TangoJuliet
Diamond Member
Ok, my wife and I purchased a home in 2006 during the peak of the housing market boom. We had enough money to buy something huge but instead bought something very modest (for living in NY).
We recently had a son so the house is getting smaller and smaller by the minute. I also would like to move somewhere closer to work as the commute is 65 miles each way and can vary from 1 hour to 3 hours EACH way.
We had planned to buy a bigger house next year - something in the $439-479,000 range and between $8-11,000 in taxes.
Anyways, the problem is we are currently upside down on our current loan. We have an outstanding balance of around $230,000 and the house is worth between $190-195,000. I just spoke with our loan guy and he said there is a federal refinance program for people like us and he emailed me back a spreadsheet with all the numbers.
I really don't understand some of the numbers but I think I got the gist of it. There are 3 different rate, payment and closing cost options.
I'm guessing the one with the smallest closing cost ($3000) would be best for us. Its a 5.25% loan (current loan is 6.75%) and has .50 Pts. It would reduce our mortgage from $1600/m to $1370 saving us $230/m. It would take roughly 16 months to recoup our closing costs by paying less on the regular mortgage.
Now, that would mean that we would have to keep the house for another 16 months before we could sell it (if prices stay the same) or we could rent it out. After all the taxes and common charges it would cost us about $1950/m on the new loan and I'm guessing we could get someone in here for about $1500-1600/m meaning we would take a hit of about $350-450/m but someone would be paying our mortgage. However, that would take a bite into our next home's mortgage.
I was planning for a mortgage (taxes included) of about $3000/m and a total monthly bills, etc of about $4900. Now we would have to add another $350-450 to that total so that would look like $5200 to $5300/m for a new house. That still leaves us with a little wiggle room to put some money into our savings.
Cliffs
Upside down on home (about $30-40,000)
New Federal Program to refinance at lower rate
Want to buy new home next year
Re-fi would make us have to keep home for another 16 months to break even (closing costs)

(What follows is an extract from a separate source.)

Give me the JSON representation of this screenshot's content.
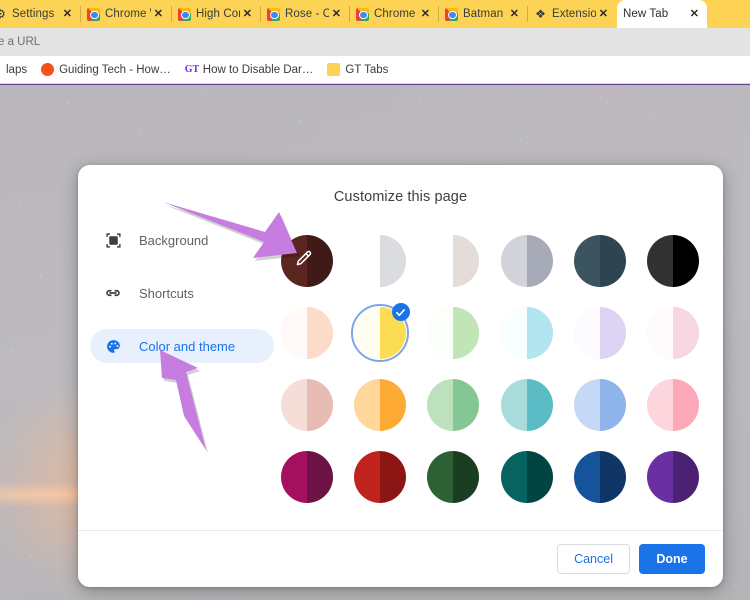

Please if you don't have anything useful to comment - then don't comment at all. No "McMansions" "You Fail" etc. I am looking for intelligent answers as to what to do. Yes I know living in NY sucks (home costs) and Yes I'd prefer to live in FL or NC but that is not happening right now. Thanks in advance AT!
We recently had a son so the house is getting smaller and smaller by the minute. I also would like to move somewhere closer to work as the commute is 65 miles each way and can vary from 1 hour to 3 hours EACH way.
We had planned to buy a bigger house next year - something in the $439-479,000 range and between $8-11,000 in taxes.
Anyways, the problem is we are currently upside down on our current loan. We have an outstanding balance of around $230,000 and the house is worth between $190-195,000. I just spoke with our loan guy and he said there is a federal refinance program for people like us and he emailed me back a spreadsheet with all the numbers.
I really don't understand some of the numbers but I think I got the gist of it. There are 3 different rate, payment and closing cost options.
I'm guessing the one with the smallest closing cost ($3000) would be best for us. Its a 5.25% loan (current loan is 6.75%) and has .50 Pts. It would reduce our mortgage from $1600/m to $1370 saving us $230/m. It would take roughly 16 months to recoup our closing costs by paying less on the regular mortgage.
Now, that would mean that we would have to keep the house for another 16 months before we could sell it (if prices stay the same) or we could rent it out. After all the taxes and common charges it would cost us about $1950/m on the new loan and I'm guessing we could get someone in here for about $1500-1600/m meaning we would take a hit of about $350-450/m but someone would be paying our mortgage. However, that would take a bite into our next home's mortgage.
I was planning for a mortgage (taxes included) of about $3000/m and a total monthly bills, etc of about $4900. Now we would have to add another $350-450 to that total so that would look like $5200 to $5300/m for a new house. That still leaves us with a little wiggle room to put some money into our savings.
Cliffs
Upside down on home (about $30-40,000)
New Federal Program to refinance at lower rate
Want to buy new home next year
Re-fi would make us have to keep home for another 16 months to break even (closing costs)
Please if you don't have anything useful to comment - then don't comment at all. No "McMansions" "You Fail" etc. I am looking for intelligent answers as to what to do. Yes I know living in NY sucks (home costs) and Yes I'd prefer to live in FL or NC but that is not happening right now. Thanks in advance AT!